Serious? All those cuts didn't look that serious. "Okay, I give, what happened to you?" he asked.
"Rita told you. It's something I don't want to talk about."
"She didn't tell me. She said there was an accident – that's all."
Vanessa looked down. "I told her to debrief you."
He didn't like being spoken to with such militaristic lingo. "So, what, Shrapnel shards? You have a lot of cuts to the face and body?" he assumed.
"Well, yeah, but I'm not normally this weak. I work out these days – it takes a lot to keep me in a bed for long." Hesitating, she pulled back her blankets. She carefully lifted a white, plastic sheet from her legs.

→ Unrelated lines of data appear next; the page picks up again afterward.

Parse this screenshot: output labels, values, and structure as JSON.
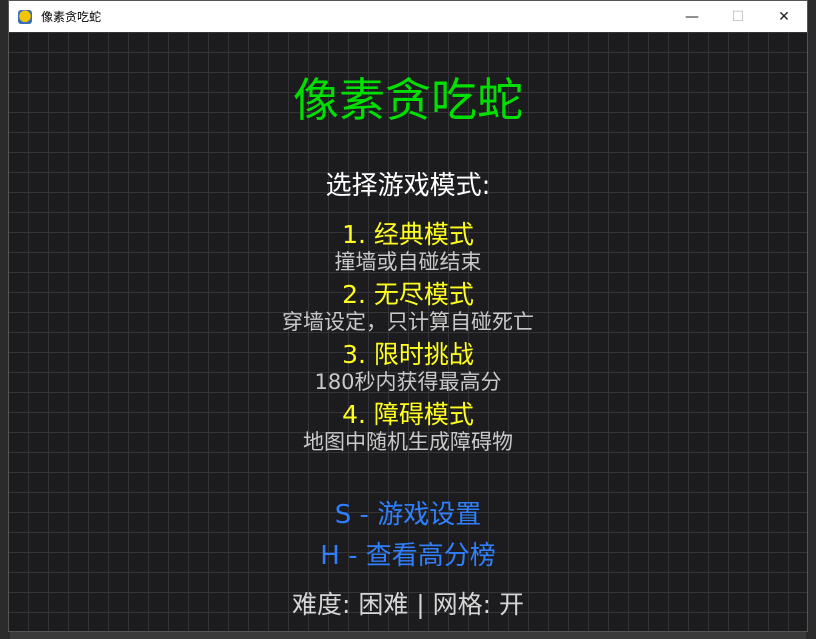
{
  "window": {
    "title": "像素贪吃蛇",
    "minimize_label": "—",
    "maximize_label": "☐",
    "close_label": "✕"
  },
  "game": {
    "title": "像素贪吃蛇",
    "prompt": "选择游戏模式:",
    "modes": [
      {
        "name": "1. 经典模式",
        "desc": "撞墙或自碰结束"
      },
      {
        "name": "2. 无尽模式",
        "desc": "穿墙设定，只计算自碰死亡"
      },
      {
        "name": "3. 限时挑战",
        "desc": "180秒内获得最高分"
      },
      {
        "name": "4. 障碍模式",
        "desc": "地图中随机生成障碍物"
      }
    ],
    "settings_link": "S - 游戏设置",
    "leaderboard_link": "H - 查看高分榜",
    "status": "难度: 困难 | 网格: 开"
  },
  "colors": {
    "title": "#00e000",
    "mode_name": "#ffff1e",
    "mode_desc": "#c9c9c9",
    "link": "#2f7fff",
    "background": "#1c1c1e",
    "grid": "#333338"
  }
}
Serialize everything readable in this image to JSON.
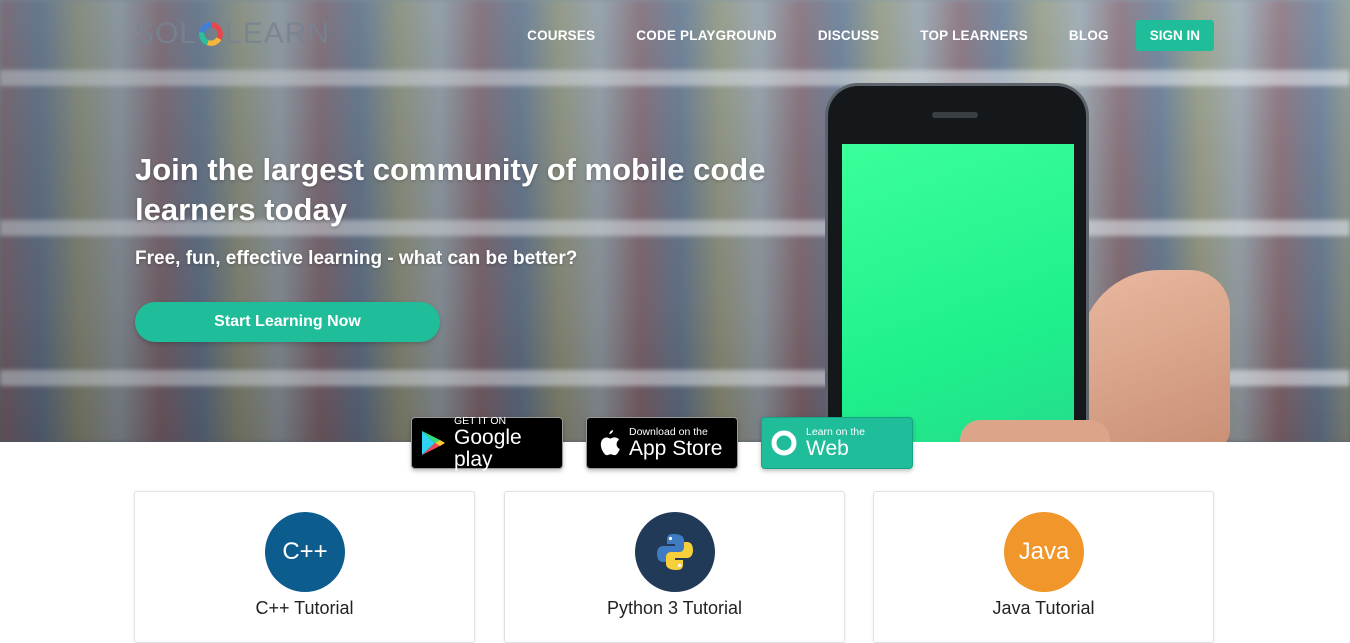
{
  "brand": {
    "name_left": "SOL",
    "name_right": "LEARN"
  },
  "nav": {
    "items": [
      "COURSES",
      "CODE PLAYGROUND",
      "DISCUSS",
      "TOP LEARNERS",
      "BLOG"
    ],
    "signin": "SIGN IN"
  },
  "hero": {
    "headline": "Join the largest community of mobile code learners today",
    "subheadline": "Free, fun, effective learning - what can be better?",
    "cta": "Start Learning Now"
  },
  "badges": {
    "google": {
      "small": "GET IT ON",
      "big": "Google play"
    },
    "apple": {
      "small": "Download on the",
      "big": "App Store"
    },
    "web": {
      "small": "Learn on the",
      "big": "Web"
    }
  },
  "courses": [
    {
      "icon_text": "C++",
      "title": "C++ Tutorial",
      "color": "#0d5c8e"
    },
    {
      "icon_text": "",
      "title": "Python 3 Tutorial",
      "color": "#203a57"
    },
    {
      "icon_text": "Java",
      "title": "Java Tutorial",
      "color": "#f0962a"
    }
  ],
  "colors": {
    "accent": "#1fbd9a"
  }
}
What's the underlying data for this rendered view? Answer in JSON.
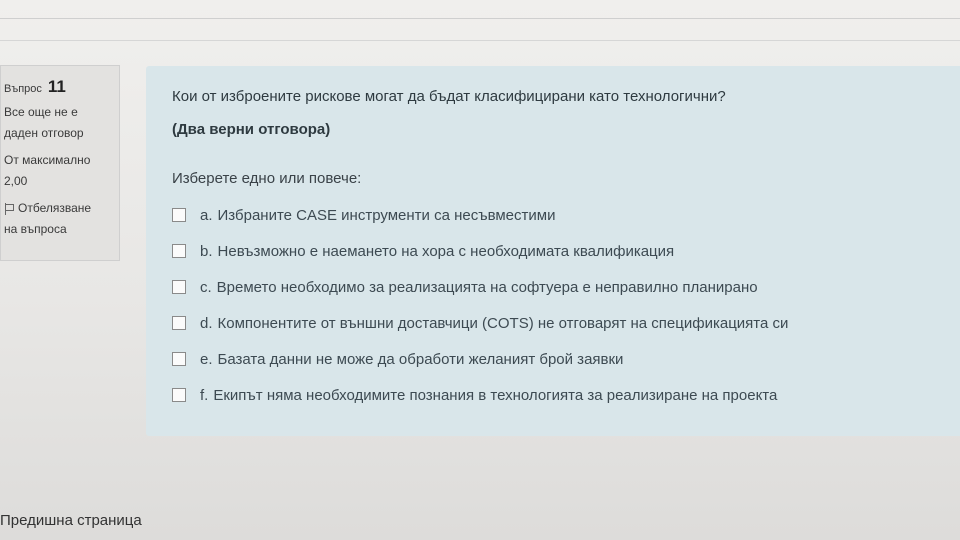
{
  "question_info": {
    "label": "Въпрос",
    "number": "11",
    "state_line1": "Все още не е",
    "state_line2": "даден отговор",
    "grade_line1": "От максимално",
    "grade_line2": "2,00",
    "flag_label_line1": "Отбелязване",
    "flag_label_line2": "на въпроса",
    "flag_icon": "flag-icon"
  },
  "question": {
    "text": "Кои от изброените рискове могат да бъдат класифицирани като технологични?",
    "hint": "(Два верни отговора)",
    "prompt": "Изберете едно или повече:",
    "answers": [
      {
        "letter": "a.",
        "text": "Избраните CASE инструменти са несъвместими",
        "checked": false
      },
      {
        "letter": "b.",
        "text": "Невъзможно е наемането на хора с необходимата квалификация",
        "checked": false
      },
      {
        "letter": "c.",
        "text": "Времето необходимо за реализацията на софтуера е неправилно планирано",
        "checked": false
      },
      {
        "letter": "d.",
        "text": "Компонентите от външни доставчици (COTS) не отговарят на спецификацията си",
        "checked": false
      },
      {
        "letter": "e.",
        "text": "Базата данни не може да обработи желаният брой заявки",
        "checked": false
      },
      {
        "letter": "f.",
        "text": "Екипът няма необходимите познания в технологията за реализиране на проекта",
        "checked": false
      }
    ]
  },
  "navigation": {
    "previous_page": "Предишна страница"
  }
}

Vash's stomach churned. From the looks of it, her legs had been blown off. And by blown off, he meant violently so, since there were chunks of flesh missing from the wounds. The skin on either side of each wound was pulled and stretched far across to meet the other side's jagged skin, creating a very rough-looking ridge. The stitched ridge settled deep, within the flesh, such that there was an irregular valley approximately 8 inches wide on either leg. It reeked of disinfectant, meat, and blood.
"Severed and reattached," she mumbled, gingerly recovering her legs and setting the blankets into place again. She sweated now with the labor and gritted her teeth with the pain. "Didn't you have your thumb reattached, that one time?" she asked casually.
"Vanessa-"
"I don't want your sympathy. I don't deserve it and I don't want it." She blinked her eyes hard. "I need to go to sleep again, I'm going to faint. I'm missing a lot of blood.
"Let me cut to the chase. I'm not going to be able to do a whole lot for a while. I need you to substitute for me while I recover."
He tried to speak, but she held up a finger sternly, indicating that there wasn't time to argue. "In order to keep peace in my absence, we need a stand in, to display the weapon. That's all. You just show it and leave. You're just an inch taller than me, about the same size under the armor, so it will work. We have it planned out; we picked an area with no inhabitants, so no one can be hurt by it. Blow up this bit of mountain face. Then the killing will stop."
"That's ridiculous."
"Go speak with Tessla about it. No one will force you to do anything." She eased her way painfully back into a horizontal position. "Do what you think is right." She closed her eyes, pupils rolling up. She gagged a little; she felt like vomiting but knew nothing would come up. God, it hurt.
Vash watched her for a moment, mind blank. She passed out quickly, but whimpered softly as she lay unconscious. He checked her pulse. Finally, he stepped out of the room, where Rita led him to his daughter.